I found that in some answers they recommended using
lower = (some_var << 32) >> 32;
But I tested and found the following is faster:
lower = some_var & 0xffffffff;
So which is better? Is the former safer in some cases or faster after compiler optimized?
A 32 bit Signed Integer can house a number from −2,147,483,648 to 2,147,483,647 Unsigned: 0 to 4,294,967,295. A 64 bit Signed Integer can house a number from −9,223,372,036,854,775,808 to 9,223,372,036,854,775,807 Unsigned: 0 to 18,446,744,073,709,551,615.
A 32-bit number can store 2^32 values, or 4,294,967,296. Meanwhile, a 64-bit number has 2^64 possible values, or a staggering 18,446,744,073,709,551,616.

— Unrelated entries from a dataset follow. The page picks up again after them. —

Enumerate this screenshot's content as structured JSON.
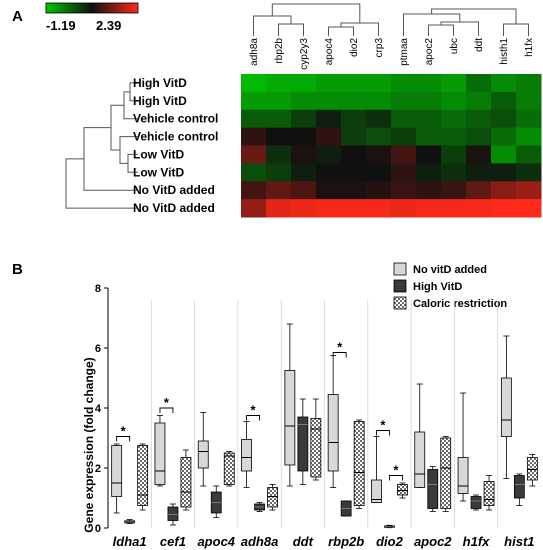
{
  "panel_a": {
    "label": "A",
    "colorbar": {
      "min_label": "-1.19",
      "max_label": "2.39",
      "low_color": "#00c800",
      "mid_color": "#101010",
      "high_color": "#ff2a1a"
    },
    "chart_data": {
      "type": "heatmap",
      "columns": [
        "adh8a",
        "rbp2b",
        "cyp2y3",
        "apoc4",
        "dio2",
        "crp3",
        "ptmaa",
        "apoc2",
        "ubc",
        "ddt",
        "histh1",
        "h1fx"
      ],
      "rows": [
        "High VitD",
        "High VitD",
        "Vehicle control",
        "Vehicle control",
        "Low VitD",
        "Low VitD",
        "No VitD added",
        "No VitD added"
      ],
      "range": [
        -1.19,
        2.39
      ],
      "values": [
        [
          -1.1,
          -1.0,
          -1.0,
          -0.9,
          -0.9,
          -0.9,
          -0.8,
          -0.8,
          -0.9,
          -0.6,
          -0.8,
          -0.7
        ],
        [
          -0.9,
          -0.9,
          -0.8,
          -0.8,
          -0.8,
          -0.8,
          -0.7,
          -0.7,
          -0.8,
          -0.7,
          -0.5,
          -0.7
        ],
        [
          -0.5,
          -0.5,
          -0.3,
          -0.1,
          -0.3,
          -0.2,
          -0.5,
          -0.5,
          -0.6,
          -0.5,
          -0.4,
          -0.6
        ],
        [
          0.3,
          0.0,
          0.0,
          0.3,
          -0.3,
          -0.4,
          -0.3,
          -0.5,
          -0.5,
          -0.4,
          -0.6,
          -0.8
        ],
        [
          0.9,
          -0.2,
          0.1,
          -0.1,
          0.0,
          0.1,
          0.5,
          0.0,
          -0.3,
          0.1,
          -0.8,
          -0.5
        ],
        [
          -0.4,
          -0.3,
          -0.1,
          0.0,
          0.0,
          0.0,
          0.3,
          -0.1,
          -0.2,
          -0.1,
          -0.1,
          -0.2
        ],
        [
          0.5,
          0.8,
          0.6,
          0.1,
          0.1,
          0.2,
          0.4,
          0.3,
          0.4,
          0.8,
          1.2,
          1.4
        ],
        [
          1.3,
          2.1,
          2.2,
          2.3,
          2.3,
          2.3,
          2.2,
          2.3,
          2.3,
          2.3,
          2.4,
          2.4
        ]
      ]
    }
  },
  "panel_b": {
    "label": "B",
    "legend": [
      {
        "name": "No vitD added",
        "fill": "#d8d8d8"
      },
      {
        "name": "High VitD",
        "fill": "#3a3a3a"
      },
      {
        "name": "Caloric restriction",
        "fill": "pattern"
      }
    ],
    "chart_data": {
      "type": "box",
      "ylabel": "Gene expression (fold change)",
      "ylim": [
        0,
        8
      ],
      "yticks": [
        0,
        2,
        4,
        6,
        8
      ],
      "categories": [
        "ldha1",
        "cef1",
        "apoc4",
        "adh8a",
        "ddt",
        "rbp2b",
        "dio2",
        "apoc2",
        "h1fx",
        "hist1"
      ],
      "series": [
        {
          "name": "No vitD added",
          "boxes": [
            {
              "min": 0.5,
              "q1": 1.05,
              "median": 1.5,
              "q3": 2.75,
              "max": 2.8
            },
            {
              "min": 1.4,
              "q1": 1.45,
              "median": 1.9,
              "q3": 3.5,
              "max": 3.75
            },
            {
              "min": 1.4,
              "q1": 2.0,
              "median": 2.55,
              "q3": 2.9,
              "max": 3.85
            },
            {
              "min": 1.35,
              "q1": 1.9,
              "median": 2.35,
              "q3": 2.95,
              "max": 3.55
            },
            {
              "min": 1.4,
              "q1": 2.1,
              "median": 3.4,
              "q3": 5.25,
              "max": 6.8
            },
            {
              "min": 1.35,
              "q1": 1.9,
              "median": 2.85,
              "q3": 4.45,
              "max": 5.75
            },
            {
              "min": 0.85,
              "q1": 0.85,
              "median": 0.95,
              "q3": 1.6,
              "max": 3.05
            },
            {
              "min": 1.35,
              "q1": 1.35,
              "median": 1.8,
              "q3": 3.2,
              "max": 4.8
            },
            {
              "min": 0.9,
              "q1": 1.15,
              "median": 1.4,
              "q3": 2.35,
              "max": 4.5
            },
            {
              "min": 1.65,
              "q1": 3.05,
              "median": 3.6,
              "q3": 5.0,
              "max": 6.4
            }
          ]
        },
        {
          "name": "High VitD",
          "boxes": [
            {
              "min": 0.15,
              "q1": 0.17,
              "median": 0.2,
              "q3": 0.24,
              "max": 0.28
            },
            {
              "min": 0.1,
              "q1": 0.25,
              "median": 0.45,
              "q3": 0.7,
              "max": 0.8
            },
            {
              "min": 0.35,
              "q1": 0.5,
              "median": 0.85,
              "q3": 1.2,
              "max": 1.4
            },
            {
              "min": 0.55,
              "q1": 0.6,
              "median": 0.7,
              "q3": 0.8,
              "max": 0.85
            },
            {
              "min": 1.45,
              "q1": 1.9,
              "median": 3.45,
              "q3": 3.7,
              "max": 4.3
            },
            {
              "min": 0.4,
              "q1": 0.4,
              "median": 0.65,
              "q3": 0.9,
              "max": 0.9
            },
            {
              "min": 0.01,
              "q1": 0.02,
              "median": 0.04,
              "q3": 0.07,
              "max": 0.09
            },
            {
              "min": 0.55,
              "q1": 0.65,
              "median": 1.45,
              "q3": 1.95,
              "max": 2.05
            },
            {
              "min": 0.6,
              "q1": 0.65,
              "median": 0.9,
              "q3": 1.05,
              "max": 1.1
            },
            {
              "min": 0.75,
              "q1": 1.0,
              "median": 1.45,
              "q3": 1.75,
              "max": 1.8
            }
          ]
        },
        {
          "name": "Caloric restriction",
          "boxes": [
            {
              "min": 0.6,
              "q1": 0.75,
              "median": 1.1,
              "q3": 2.75,
              "max": 2.8
            },
            {
              "min": 0.6,
              "q1": 0.7,
              "median": 1.2,
              "q3": 2.35,
              "max": 2.6
            },
            {
              "min": 1.4,
              "q1": 1.45,
              "median": 2.4,
              "q3": 2.5,
              "max": 2.55
            },
            {
              "min": 0.6,
              "q1": 0.7,
              "median": 1.05,
              "q3": 1.35,
              "max": 1.45
            },
            {
              "min": 1.6,
              "q1": 1.7,
              "median": 3.3,
              "q3": 3.65,
              "max": 4.3
            },
            {
              "min": 0.65,
              "q1": 0.75,
              "median": 1.85,
              "q3": 3.55,
              "max": 3.6
            },
            {
              "min": 1.0,
              "q1": 1.1,
              "median": 1.25,
              "q3": 1.45,
              "max": 1.5
            },
            {
              "min": 0.55,
              "q1": 0.65,
              "median": 2.0,
              "q3": 3.0,
              "max": 3.05
            },
            {
              "min": 0.6,
              "q1": 0.75,
              "median": 0.95,
              "q3": 1.55,
              "max": 1.75
            },
            {
              "min": 1.4,
              "q1": 1.6,
              "median": 1.95,
              "q3": 2.35,
              "max": 2.45
            }
          ]
        }
      ],
      "significance": [
        {
          "category": "ldha1",
          "from": "No vitD added",
          "to": "High VitD",
          "y": 3.05,
          "label": "*"
        },
        {
          "category": "cef1",
          "from": "No vitD added",
          "to": "High VitD",
          "y": 4.0,
          "label": "*"
        },
        {
          "category": "adh8a",
          "from": "No vitD added",
          "to": "High VitD",
          "y": 3.75,
          "label": "*"
        },
        {
          "category": "rbp2b",
          "from": "No vitD added",
          "to": "High VitD",
          "y": 5.85,
          "label": "*"
        },
        {
          "category": "dio2",
          "from": "No vitD added",
          "to": "High VitD",
          "y": 3.25,
          "label": "*"
        },
        {
          "category": "dio2",
          "from": "High VitD",
          "to": "Caloric restriction",
          "y": 1.75,
          "label": "*"
        }
      ]
    }
  }
}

An unsigned integer is a 32-bit datum that encodes a nonnegative integer in the range [0 to 4294967295]. The signed integer is represented in twos complement notation.
Masking with &
is better:
&
is reliable for signed and unsigned some_var
, while bitshifting right a negative number produces an implementation defined result:The value of E1 >> E2 is E1 right-shifted E2 bit positions. [...] If E1 has a signed type and a negative value, the resulting value is implementation-defined.
The one disadvantage of masking is that it's relatively easy to accidentally have 7 or 9 F
s, whereas a typo in 32
is obvious: there are other ways to generate the masking value though, e.g. (1LL<<32)-1
, or the hackish but somehow elegant uint32_t(-1)
.
Of course, if lower
is uint32_t
and some_var
uint64_t
, you can just let the conversion be implicit, so the optimiser doesn't even need to realise the bitwise-AND can be removed before assignment, but that might give you a compiler warning, which you can silence ala...
uint32_t lower = static_cast<uint32_t>(some_var);
The masking is mainly useful when assigning to another uint64_t
, or when the mask isn't for all the 32 least significant bits.
The masking with AND is better since it doesn't depend on the signedness of the value.
But the most efficient way to take the lower 32 bit is to assign it to a 32-bit variable.
uint64_t u = 0x1122334455667788;
uint32_t n;
n = static_cast<uint32_t>(u); // 0x55667788
The difference to a bit-wise AND is that the CPU just takes the lower part without doing any logical operation.
If you have a 32-bit CPU it just ignores the upper value stored in a second register or memory place.
If you have a 64-bit CPU it has a single instruction to extend (unsigned) a 32 bit value to 64 bit value.
A good optimizer would generate the same code in both cases. To me this is the most straight forward method: lower = some_var & 0xffffffff;
The other form may generate unnecessary shiftage.
Sometimes I use union to overlap variables when I want to be absolutely sure the compiler doesn't mess things up.
For example:
typedef union {
int64 QWORD;
int32 DWORD[2];
} overlapper64;
overlapper someVariable;
Then access it as:
someVariable.QWORD;
int32 myVar32 = someVariable.DWORD[0];
Depending on platform/compiler the order in which the overlap occurs may vary. Be sure to test it on your specific platform. In C, I use a bunch of platform specific #ifdefs to control the order automatically.